With violent antisemitic incidents reaching all time highs across the country, a Chicago-based non-profit is teaching Jews how to protect themselves and, in some cases, how to fight back.

Since its founding in 2004, Secure Community Network (SCN) has already trained tens of thousands of people in the Jewish community in the US and Canada on how to survive a terrorist situation and how to outfit synagogues and other public spaces with simple emergency measures such as automatic lock doors to ensure maximum protection.

SCN also helps community groups write grants to the Department of Homeland Security to ask for financing for new security measures.

The goal, according to Michael Masters, SCN’s National Director and CEO, is “to train and empower the community” especially in the wake of the 2018 massacre at the Tree of Life Synagogue in Pittsburgh which left 11 dead; as well as the October 7, 2023 attacks in Israel that left more than 1,200 Israelis dead.

Earlier this month, the group uncovered an online terrorist tool-kit that had been circulating among Columbia University anti-Israel protestors, complete with instructions on where to acquire sledgehammers, how to use them to break windows and how to cause as much damage as possible on college campuses.

The 14-page manual from a group called Palestine Action, a UK-based collective that uses “disruptive tactics” against “corporate enablers of the Israeli military-industrial complex,” according to its website, where it singles out Elbit Systems, Israel’s largest producer of weapons.

“We have learned by experience over 3,500 years that antisemitism is never going to go away,” said Masters, 46.

Masters is a former Marine with a law degree from Harvard University, who began working on strategic planning for the group in 2015.

He took over SCN two years later, he said, and under his leadership the group has grown exponentially from a five-person operation to a security agency employing more than 100 employees across the country and with a budget of more than $25 million, paid for through donations from Jewish federations.

Among SCN’s investigators and trainers are former FBI analysts and other retired law enforcement who have the ability to monitor threats and alert community leaders and synagogues 24 hours a day.

When a deranged intruder burst into a synagogue during a Shabbat service and pulled out a gun in Texas three years ago, the handful of congregants knew how to save themselves.
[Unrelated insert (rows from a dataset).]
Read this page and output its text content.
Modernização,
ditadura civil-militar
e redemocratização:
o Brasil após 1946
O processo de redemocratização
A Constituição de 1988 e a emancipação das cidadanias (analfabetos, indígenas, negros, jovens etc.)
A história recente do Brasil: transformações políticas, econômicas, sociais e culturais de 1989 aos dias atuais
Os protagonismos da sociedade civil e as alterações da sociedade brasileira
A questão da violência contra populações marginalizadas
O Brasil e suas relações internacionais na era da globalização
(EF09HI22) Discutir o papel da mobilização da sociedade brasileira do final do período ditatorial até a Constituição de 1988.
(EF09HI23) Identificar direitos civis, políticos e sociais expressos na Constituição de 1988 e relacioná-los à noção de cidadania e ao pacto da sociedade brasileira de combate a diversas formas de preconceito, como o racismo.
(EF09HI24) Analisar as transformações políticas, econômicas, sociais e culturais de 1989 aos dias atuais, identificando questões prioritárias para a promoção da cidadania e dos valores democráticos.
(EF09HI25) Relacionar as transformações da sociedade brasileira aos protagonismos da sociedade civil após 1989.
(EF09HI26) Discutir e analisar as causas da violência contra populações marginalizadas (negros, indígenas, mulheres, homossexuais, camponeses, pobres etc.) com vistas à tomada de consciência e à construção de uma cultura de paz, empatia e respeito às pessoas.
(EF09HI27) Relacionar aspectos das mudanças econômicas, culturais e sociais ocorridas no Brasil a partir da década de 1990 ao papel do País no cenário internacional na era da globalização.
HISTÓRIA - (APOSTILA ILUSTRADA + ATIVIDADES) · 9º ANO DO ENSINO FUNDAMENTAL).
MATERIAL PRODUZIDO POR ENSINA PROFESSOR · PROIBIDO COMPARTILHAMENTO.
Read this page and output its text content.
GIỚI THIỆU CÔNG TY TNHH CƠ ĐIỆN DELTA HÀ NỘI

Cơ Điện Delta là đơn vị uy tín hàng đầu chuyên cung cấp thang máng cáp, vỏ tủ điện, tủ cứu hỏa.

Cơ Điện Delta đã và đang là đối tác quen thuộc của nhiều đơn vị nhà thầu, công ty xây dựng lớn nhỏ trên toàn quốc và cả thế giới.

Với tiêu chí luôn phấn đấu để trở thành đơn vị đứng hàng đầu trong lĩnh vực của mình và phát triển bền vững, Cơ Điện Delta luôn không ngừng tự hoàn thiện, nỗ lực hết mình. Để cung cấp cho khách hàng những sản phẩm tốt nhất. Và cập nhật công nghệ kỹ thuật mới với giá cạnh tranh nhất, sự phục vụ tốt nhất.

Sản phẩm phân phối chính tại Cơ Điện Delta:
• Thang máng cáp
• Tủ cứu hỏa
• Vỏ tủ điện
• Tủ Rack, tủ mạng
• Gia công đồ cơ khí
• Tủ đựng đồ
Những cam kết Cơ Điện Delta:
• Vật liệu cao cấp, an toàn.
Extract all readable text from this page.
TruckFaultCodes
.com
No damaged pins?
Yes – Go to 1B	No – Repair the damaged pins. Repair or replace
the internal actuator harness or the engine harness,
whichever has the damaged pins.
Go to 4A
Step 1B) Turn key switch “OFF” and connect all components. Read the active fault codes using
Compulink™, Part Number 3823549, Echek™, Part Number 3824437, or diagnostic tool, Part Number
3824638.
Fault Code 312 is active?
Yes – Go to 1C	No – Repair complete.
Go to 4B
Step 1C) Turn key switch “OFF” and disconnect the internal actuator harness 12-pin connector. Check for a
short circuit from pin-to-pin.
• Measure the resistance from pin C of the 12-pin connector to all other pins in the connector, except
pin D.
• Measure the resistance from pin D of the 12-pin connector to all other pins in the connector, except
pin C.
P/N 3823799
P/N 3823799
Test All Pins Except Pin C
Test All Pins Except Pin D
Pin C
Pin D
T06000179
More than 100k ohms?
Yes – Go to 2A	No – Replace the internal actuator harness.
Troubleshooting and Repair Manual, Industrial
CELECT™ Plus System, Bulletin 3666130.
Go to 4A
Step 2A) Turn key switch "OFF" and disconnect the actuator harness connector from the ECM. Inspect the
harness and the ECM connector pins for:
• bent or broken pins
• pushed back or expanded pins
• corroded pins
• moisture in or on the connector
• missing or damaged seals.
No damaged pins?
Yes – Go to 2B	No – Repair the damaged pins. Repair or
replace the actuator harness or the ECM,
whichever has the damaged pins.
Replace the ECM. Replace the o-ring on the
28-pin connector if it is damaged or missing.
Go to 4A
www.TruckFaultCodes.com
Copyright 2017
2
After a more than 10-hour standoff, the gunman, British national Malik Faisal Akram, ordered the congregation to their knees. However, the rabbi told the hostages to run and threw a chair in the direction of the kidnapper, which ended the standoff. Akram was then killed by police.

Many of the congregants at Congregation Beth Israel in Colleyville had received training from SCN, and used the tactics they had learned, such as moving as far away from the gunman as they could and gradually moving in the direction of the exit during the standoff.

“The training kept us safe,” said Jeffrey Cohen, an engineer, who was one of the four hostages at the Colleyville synagogue. “The purpose of the training was to teach people to be aware, to run, hide, fight in an emergency to get yourself out of trouble.”

Colley, 62, said he tripped running out the door of the synagogue and crawled under a hedgerow as a platoon of FBI agents swarmed into the temple to apprehend the assailant.

“We knew what to do and we saved ourselves,” Cohen told The Post, adding he now speaks at synagogues and other community groups, urging their leaders to adopt the same training he received.

After the October 7 Hamas attacks on Israel, the group recorded more than 5,400 threats against Jewish groups — more than double the amount in 2022, said a spokesman for SCN.

“I’m proud and honored everyday when people come to our command center in Chicago, when they see what we do and they walk out saying ‘I feel so much better knowing that this is here,” said Masters.

“We’ve lived too long in the world looking over our shoulder. It’s time for the bad guys to be looking over theirs.”